$f(x,y) = 0$ when $x = y = 0$. Shouldn't $\frac{\partial^2 f}{\partial y \partial x} = 0$?

Question

I'm given the following function:

$f(x,y) =$ $ \begin{cases} 2xy \frac{x^2 - y^2}{x^2 + y^2} & x^2 + y^2 \neq 0 \\ 0 & x=y=0 \end{cases} $

And the task is to prove that $f_{xy}(0,0) = -2$ and that $f_{yx}(0,0) = 2$.
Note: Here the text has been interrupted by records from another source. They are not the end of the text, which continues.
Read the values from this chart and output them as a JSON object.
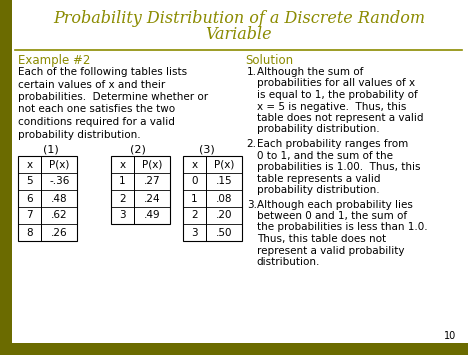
{
  "title_line1": "Probability Distribution of a Discrete Random",
  "title_line2": "Variable",
  "title_color": "#8B8B00",
  "example_label": "Example #2",
  "example_color": "#8B8B00",
  "solution_label": "Solution",
  "solution_color": "#8B8B00",
  "example_text_lines": [
    "Each of the following tables lists",
    "certain values of x and their",
    "probabilities.  Determine whether or",
    "not each one satisfies the two",
    "conditions required for a valid",
    "probability distribution."
  ],
  "table1_label": "(1)",
  "table2_label": "(2)",
  "table3_label": "(3)",
  "table1": [
    [
      "x",
      "P(x)"
    ],
    [
      "5",
      "-.36"
    ],
    [
      "6",
      ".48"
    ],
    [
      "7",
      ".62"
    ],
    [
      "8",
      ".26"
    ]
  ],
  "table2": [
    [
      "x",
      "P(x)"
    ],
    [
      "1",
      ".27"
    ],
    [
      "2",
      ".24"
    ],
    [
      "3",
      ".49"
    ]
  ],
  "table3": [
    [
      "x",
      "P(x)"
    ],
    [
      "0",
      ".15"
    ],
    [
      "1",
      ".08"
    ],
    [
      "2",
      ".20"
    ],
    [
      "3",
      ".50"
    ]
  ],
  "sol_prefix_color": "#000000",
  "solution_items": [
    [
      "Although the sum of",
      "probabilities for all values of x",
      "is equal to 1, the probability of",
      "x = 5 is negative.  Thus, this",
      "table does not represent a valid",
      "probability distribution."
    ],
    [
      "Each probability ranges from",
      "0 to 1, and the sum of the",
      "probabilities is 1.00.  Thus, this",
      "table represents a valid",
      "probability distribution."
    ],
    [
      "Although each probability lies",
      "between 0 and 1, the sum of",
      "the probabilities is less than 1.0.",
      "Thus, this table does not",
      "represent a valid probability",
      "distribution."
    ]
  ],
  "bg_color": "#FFFFFF",
  "left_strip_color": "#6B6B00",
  "bottom_strip_color": "#6B6B00",
  "text_color": "#000000",
  "slide_number": "10",
  "divider_color": "#8B8B00",
  "page_num_subscript": "10"
}
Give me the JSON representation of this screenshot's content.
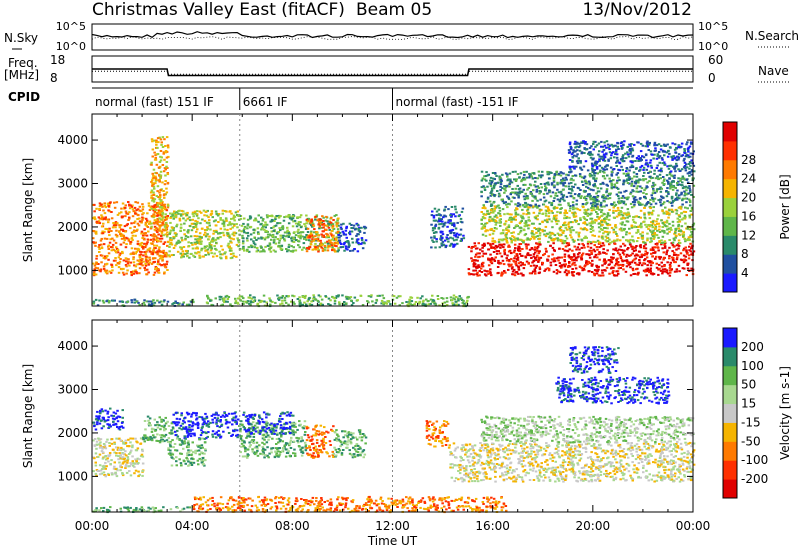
{
  "header": {
    "title": "Christmas Valley East (fitACF)",
    "beam": "Beam 05",
    "date": "13/Nov/2012"
  },
  "strip_labels": {
    "nsky": "N.Sky",
    "nsky_ticks": [
      "10^5",
      "10^0"
    ],
    "nsearch": "N.Search",
    "nsearch_ticks": [
      "10^5",
      "10^0"
    ],
    "freq": "Freq.",
    "freq_unit": "[MHz]",
    "freq_ticks": [
      "18",
      "8"
    ],
    "nave": "Nave",
    "nave_ticks": [
      "60",
      "0"
    ],
    "cpid": "CPID"
  },
  "cpid_segments": [
    {
      "label": "normal (fast) 151 IF",
      "start_h": 0.0,
      "end_h": 5.9
    },
    {
      "label": "6661 IF",
      "start_h": 5.9,
      "end_h": 12.0
    },
    {
      "label": "normal (fast) -151 IF",
      "start_h": 12.0,
      "end_h": 24.0
    }
  ],
  "freq_series": {
    "freq_mhz": [
      [
        0,
        13
      ],
      [
        3,
        13
      ],
      [
        3.05,
        10.5
      ],
      [
        15,
        10.5
      ],
      [
        15.05,
        13
      ],
      [
        24,
        13
      ]
    ],
    "nave": [
      [
        0,
        25
      ],
      [
        3,
        25
      ],
      [
        3.05,
        18
      ],
      [
        15,
        18
      ],
      [
        15.05,
        25
      ],
      [
        24,
        25
      ]
    ]
  },
  "chart_data": [
    {
      "type": "heatmap",
      "name": "power",
      "ylabel": "Slant Range [km]",
      "yticks": [
        "1000",
        "2000",
        "3000",
        "4000"
      ],
      "ylim": [
        180,
        4600
      ],
      "xlim": [
        0,
        24
      ],
      "colorbar": {
        "label": "Power [dB]",
        "ticks": [
          "4",
          "8",
          "12",
          "16",
          "20",
          "24",
          "28"
        ],
        "colors": [
          "#1a1aff",
          "#2050a0",
          "#2a8a6a",
          "#5fb64a",
          "#9ad13c",
          "#f5b400",
          "#ff7a00",
          "#ff3000",
          "#e00000"
        ]
      },
      "bands": [
        {
          "t0": 0.0,
          "t1": 3.0,
          "r0": 900,
          "r1": 2600,
          "level": 6
        },
        {
          "t0": 2.3,
          "t1": 3.0,
          "r0": 1800,
          "r1": 4100,
          "level": 5
        },
        {
          "t0": 3.0,
          "t1": 5.8,
          "r0": 1300,
          "r1": 2400,
          "level": 4
        },
        {
          "t0": 5.8,
          "t1": 9.8,
          "r0": 1450,
          "r1": 2300,
          "level": 3
        },
        {
          "t0": 8.5,
          "t1": 9.8,
          "r0": 1450,
          "r1": 2300,
          "level": 6
        },
        {
          "t0": 9.8,
          "t1": 10.9,
          "r0": 1450,
          "r1": 2100,
          "level": 1
        },
        {
          "t0": 13.5,
          "t1": 14.8,
          "r0": 1550,
          "r1": 2500,
          "level": 1
        },
        {
          "t0": 15.0,
          "t1": 24.0,
          "r0": 900,
          "r1": 1650,
          "level": 8
        },
        {
          "t0": 15.5,
          "t1": 24.0,
          "r0": 1650,
          "r1": 2500,
          "level": 4
        },
        {
          "t0": 15.5,
          "t1": 24.0,
          "r0": 2500,
          "r1": 3300,
          "level": 2
        },
        {
          "t0": 19.0,
          "t1": 24.0,
          "r0": 3300,
          "r1": 4000,
          "level": 1
        },
        {
          "t0": 4.5,
          "t1": 15.0,
          "r0": 200,
          "r1": 450,
          "level": 3
        },
        {
          "t0": 0.0,
          "t1": 4.0,
          "r0": 200,
          "r1": 350,
          "level": 2
        }
      ]
    },
    {
      "type": "heatmap",
      "name": "velocity",
      "ylabel": "Slant Range [km]",
      "yticks": [
        "1000",
        "2000",
        "3000",
        "4000"
      ],
      "ylim": [
        180,
        4600
      ],
      "xlim": [
        0,
        24
      ],
      "xlabel": "Time UT",
      "xticks": [
        "00:00",
        "04:00",
        "08:00",
        "12:00",
        "16:00",
        "20:00",
        "00:00"
      ],
      "colorbar": {
        "label": "Velocity [m s-1]",
        "ticks": [
          "200",
          "100",
          "50",
          "15",
          "-15",
          "-50",
          "-100",
          "-200"
        ],
        "colors": [
          "#1a1aff",
          "#2a8a6a",
          "#5fb64a",
          "#a8d890",
          "#c8c8c8",
          "#f5b400",
          "#ff7a00",
          "#ff3000",
          "#e00000"
        ]
      },
      "bands": [
        {
          "t0": 0.0,
          "t1": 2.0,
          "r0": 1000,
          "r1": 1900,
          "level": 4
        },
        {
          "t0": 0.0,
          "t1": 1.2,
          "r0": 2100,
          "r1": 2600,
          "level": 0
        },
        {
          "t0": 2.0,
          "t1": 3.2,
          "r0": 1800,
          "r1": 2400,
          "level": 2
        },
        {
          "t0": 3.2,
          "t1": 5.8,
          "r0": 1900,
          "r1": 2500,
          "level": 0
        },
        {
          "t0": 3.0,
          "t1": 4.5,
          "r0": 1250,
          "r1": 1900,
          "level": 2
        },
        {
          "t0": 5.8,
          "t1": 8.5,
          "r0": 1450,
          "r1": 2300,
          "level": 2
        },
        {
          "t0": 6.0,
          "t1": 8.0,
          "r0": 2000,
          "r1": 2500,
          "level": 0
        },
        {
          "t0": 8.5,
          "t1": 9.6,
          "r0": 1450,
          "r1": 2200,
          "level": 6
        },
        {
          "t0": 9.6,
          "t1": 10.9,
          "r0": 1450,
          "r1": 2100,
          "level": 2
        },
        {
          "t0": 13.3,
          "t1": 14.2,
          "r0": 1700,
          "r1": 2300,
          "level": 6
        },
        {
          "t0": 14.2,
          "t1": 24.0,
          "r0": 900,
          "r1": 1800,
          "level": 4
        },
        {
          "t0": 15.5,
          "t1": 24.0,
          "r0": 1800,
          "r1": 2400,
          "level": 3
        },
        {
          "t0": 18.5,
          "t1": 23.0,
          "r0": 2700,
          "r1": 3300,
          "level": 0
        },
        {
          "t0": 19.0,
          "t1": 21.0,
          "r0": 3400,
          "r1": 4000,
          "level": 0
        },
        {
          "t0": 4.0,
          "t1": 16.5,
          "r0": 200,
          "r1": 550,
          "level": 6
        },
        {
          "t0": 0.0,
          "t1": 4.0,
          "r0": 200,
          "r1": 320,
          "level": 2
        }
      ]
    }
  ]
}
At first glance I'd say that neither of these is true since at $(0,0)$ the function is 0 and so both expressions should equal 0. I thought maybe I was wrong and tried to work with the other piece of the function but I got the following: $$ f_{xy}=\frac{\partial^2 f}{\partial y \partial x} = \frac{2(x^6+9x^4y^2-9x^2y^4-y^6)}{(x^2 + y^2)^3} $$

Which is clearly not $-2$ if we evaluate for $x=0, y=0$. What am I missing? Am I going about it all wrong? Any help is appreciated.

Answer 1

Let $f$ be given by

$$f(x,y)=\begin{cases} 2xy\frac{x^2-y^2}{x^2+y^2}&,x^2+y^2>0\\\\ 0&,x^2+y^2=0 \end{cases}$$

For $x^2+y^2>0$, we have

$$\begin{align}\frac{\partial f(x,y)}{\partial x}&=\frac{2y(x^4+4x^2y^2-y^4)}{(x^2+y^2)^2}\\\\\frac{\partial f(x,y)}{\partial y}&=-\frac{2x(y^4+4x^2y^2-x^4)}{(x^2+y^2)^2}\end{align}$$

To calculate the first partial derivaties at the origin, we revert to using the limit definition of the partial derivatives.

Proceeding, we find that

$$f_x(0,0)=\lim_{h\to 0}\frac{f(h,0)-f(0,0)}{h}=0\\\\ f_y(0,0)=\lim_{h\to 0}\frac{f(0,h)-f(0,0)}{h}=0$$

---

We proceed in a similar fashion to find the mixed partial derivatives at the origin. We find that

$$\begin{align} f_{yx}(0,0)&=\lim_{h\to 0}\frac{f_y(h,0)-f_y(0,0)}{h}\\\\ &=\lim_{h\to 0}\frac{-\frac{2h(0^4+4x^20^2-h^4)}{(h^2+0^2)^2}-0}{h}\\\\ &=2 \end{align}$$

and

$$\begin{align} f_{xy}(0,0)&=\lim_{h\to 0}\frac{f_x(0,h)-f_x(0,0)}{h}\\\\ &=\lim_{h\to 0}\frac{\frac{2h(0^4+4x^20^2-h^4)}{(h^2+0^2)^2}-0}{h}\\\\ &=-2 \end{align}$$

as was to be shown!